Doctoral Dissertations

Date of Award


Degree Type


Degree Name

Doctor of Philosophy


Life Sciences

Major Professor

Jeffrey Becker


In order to rapidly probe the structure of proteins in solution, a protocol for chemical modification of solvent accessible amino acid side chains was developed, and the sites of modification were determined by mass spectrometry to describe the surface of the protein. The knowledge gained about side chain solvent accessibility allowed the critical evaluation of structural models for the proteins examined, allowing incorrect models to be rejected and more likely models to be proposed. Methods were developed using either Fenton chemistry or photolysis of hydrogen peroxide to generate hydroxyl radicals in situ. The oxidation chemistry of these radicals with the side chains of various amino acids were exploited to label solvent accessible sites on several model proteins of known tertiary structure.
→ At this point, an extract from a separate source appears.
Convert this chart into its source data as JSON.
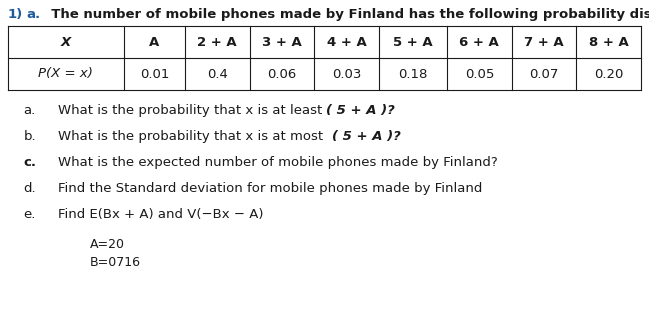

The relative apparent rate of oxidation of the side chains was shown to be a function of the known solvent accessibility and the chemical reactivity of the amino acid. The known properties of hydroxyl radical oxidation of amino acid side chains allows hydroxyl radical surface mapping data to be used as biophysical constraints for evaluating structural models of proteins and protein-protein interactions. Computational models of the yeast ribonucleotide reductase inhibitor protein Sml 1 p were evaluated using surface mapping data of the functional C 14S Sml 1 p protein. Various full atom computational models were discredited based on the surface mapping data, and a manually adjusted computational model was generated that possessed low free energy, and agreed with surface mapping data, partial NMR data, and tryptophan anisotropy and quenching data. In addition, the interaction between peptides forming AB fibrils, implicated in Alzheimer's disease, were examined using hydroxyl radicals. This radical mapping suggests that the model proffered by Perutz et al, which states that the AB fibril is a solvent-filled nanotube, is incorrect. Overall, chemically-generated hydroxyl radicals have been developed as a general, multi-target labeling reagent for protein surfaces. Hydroxyl radical surface maps can be used to characterize protein tertiary and quaternary structure and to apply valuable biophysical constraints for structural modeling.